‘The Newtons of Southover Grange’ will be the subject when the Lewes History Group hosts a talk by Malcolm Kitch on Monday, March 10.
It is unusual, but not unprecedented, for a house built by a prosperous Elizabethan family to remain in the ownership of descendants for almost 300 years.
Mr Kitch, formerly Reader in History at the University of Sussex, will talk about one such house that remains a prominent Lewes landmark (albeit currently in a somewhat distressed state) and about the personalities and lives of the family who occupied it from 1572 to 1859.
William Newton came from Cheshire in about 1540 to establish the Southover branch of the family. He initially lived in the former Priory, and used Priory stone to build the Grange.
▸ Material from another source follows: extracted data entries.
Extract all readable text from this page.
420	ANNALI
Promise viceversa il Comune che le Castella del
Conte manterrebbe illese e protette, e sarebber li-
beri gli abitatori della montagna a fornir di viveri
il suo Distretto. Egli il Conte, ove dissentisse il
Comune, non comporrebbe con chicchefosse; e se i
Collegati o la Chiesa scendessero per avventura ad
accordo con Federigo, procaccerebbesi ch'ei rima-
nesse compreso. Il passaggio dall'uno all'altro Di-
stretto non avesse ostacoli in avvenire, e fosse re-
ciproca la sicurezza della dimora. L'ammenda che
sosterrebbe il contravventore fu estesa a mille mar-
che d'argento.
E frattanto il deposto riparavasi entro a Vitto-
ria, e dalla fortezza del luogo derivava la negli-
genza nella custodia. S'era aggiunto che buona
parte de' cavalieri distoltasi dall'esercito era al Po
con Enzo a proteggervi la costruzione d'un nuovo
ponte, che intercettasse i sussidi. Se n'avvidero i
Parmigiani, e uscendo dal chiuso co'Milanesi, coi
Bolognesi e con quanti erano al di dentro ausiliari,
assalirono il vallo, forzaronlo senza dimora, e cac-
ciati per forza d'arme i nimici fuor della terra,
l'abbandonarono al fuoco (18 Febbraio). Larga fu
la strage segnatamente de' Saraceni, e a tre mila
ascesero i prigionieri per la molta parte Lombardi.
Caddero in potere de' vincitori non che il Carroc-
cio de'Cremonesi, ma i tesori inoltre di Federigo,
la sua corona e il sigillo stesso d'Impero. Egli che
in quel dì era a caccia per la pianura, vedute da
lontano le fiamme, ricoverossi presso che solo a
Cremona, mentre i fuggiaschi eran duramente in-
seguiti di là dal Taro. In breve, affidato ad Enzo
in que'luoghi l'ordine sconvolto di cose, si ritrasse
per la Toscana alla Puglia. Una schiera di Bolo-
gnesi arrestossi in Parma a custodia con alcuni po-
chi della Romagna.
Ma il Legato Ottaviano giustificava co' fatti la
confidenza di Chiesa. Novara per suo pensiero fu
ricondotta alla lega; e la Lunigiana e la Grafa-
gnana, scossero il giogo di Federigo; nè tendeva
Although they were the leading Southover family, they were also London lawyers for a century and a half, so spent only part of the year in their house. The Grange, with its 14 acres of grounds, was the largest and grandest house in Southover. The family also owned land outside Lewes, but they never became large landowners.
The second William Newton was a leading Puritan during the Civil Wars of the mid 17th century.
In 1760 the fifth William, and the last male Newton, followed his father into the army and rose to command the 10th Dragoons, the Prince of Wales’ own regiment.
William regarded ‘Prinny’ as a friend and the Prince stayed at his house in the early 1790s – perhaps it was during this period that the future King George IV drove a carriage down precipitous Keere Street for a wager.
William’s marriage to the tactless Elizabeth Knatchbull established a connection with the writer Jane Austen.
William’s niece Elizabeth was the last of the family line. She married William Courthope Mabbott, an interesting and colourful character who took an active, if controversial, part in local affairs.
The venue for the talk is the King’s Church building, Brooks Road, opposite the Homebase car park.
Doors open at 7pm for a 7.30pm start and everyone is welcome. There is a small admission charge on the door and free refreshments.